A vulnerability in Azure Service Fabric Explorer (SFX) was recently patched.
CVE-2023-23383: Discovery and Technical Overview
Security firm Orca discovered a serious security flaw in Azure Service Fabric Explorer that could be taken advantage of by sending a constructed URL to any Azure Service Fabric user. The vulnerability was caused by a vulnerable ‘Node Name’ parameter, which could be used to embed an iframe in the user’s environment.
This iframe then fetches remote files from a server that is managed by the attacker, resulting in the activation of a malicious PowerShell reverse shell. This attack sequence can eventually lead to remote code execution on the container that is deployed to the cluster, potentially allowing the attacker to gain control of vital systems.
The vulnerability, known as “Super FabriXss” (CVE-2023-23383 with a CVSS score of 8.2), is an upgrade of a previously patched FabriXss flaw – CVE-2022-35829, CVSS score 6.2.
According to Orca security researcher Lidor Ben Shitrit, this vulnerability allows attackers to execute code remotely on a Service Fabric node without the need for authentication. This is possible due to an XSS injection attack, in which malicious code is uploaded to a seemingly trusted website, and then executed each time a user visits.
While both FabriXss and Super FabriXss involve XSS, Super FabriXss has more serious implications as it can be weaponized to gain control of affected systems.
In March 2023, Orca Security discovered a dangerous Cross-Site Scripting (XSS) vulnerability, referred to as Super FabriXss (CVE-2023-23383), within Azure Service Fabric Explorer (SFX).
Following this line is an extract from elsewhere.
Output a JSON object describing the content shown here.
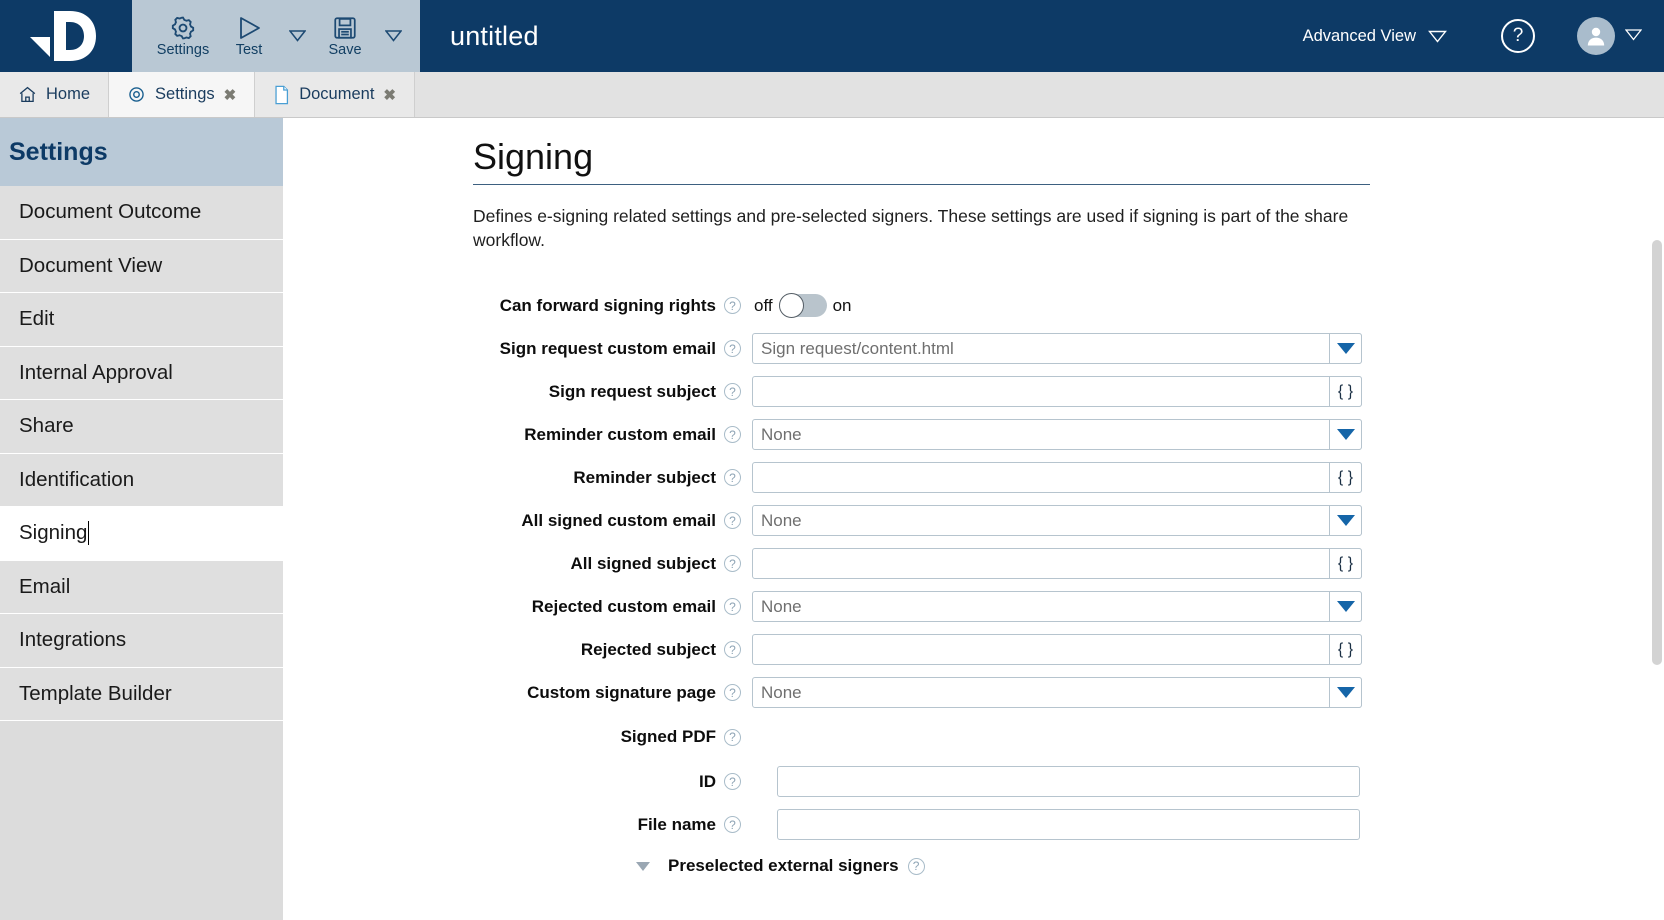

This vulnerability enabled unauthenticated remote attackers to execute code on a container hosted on a Service Fabric node.
Once notified, Microsoft Security Response Center (MSRC) investigated the issue and assigned it CVE-2023-23383 (CVSS 8.2) with ‘Important’ severity. Microsoft released a fix and included it in their March 2023 Patch Tuesday, thus allowing users to protect themselves against this vulnerability.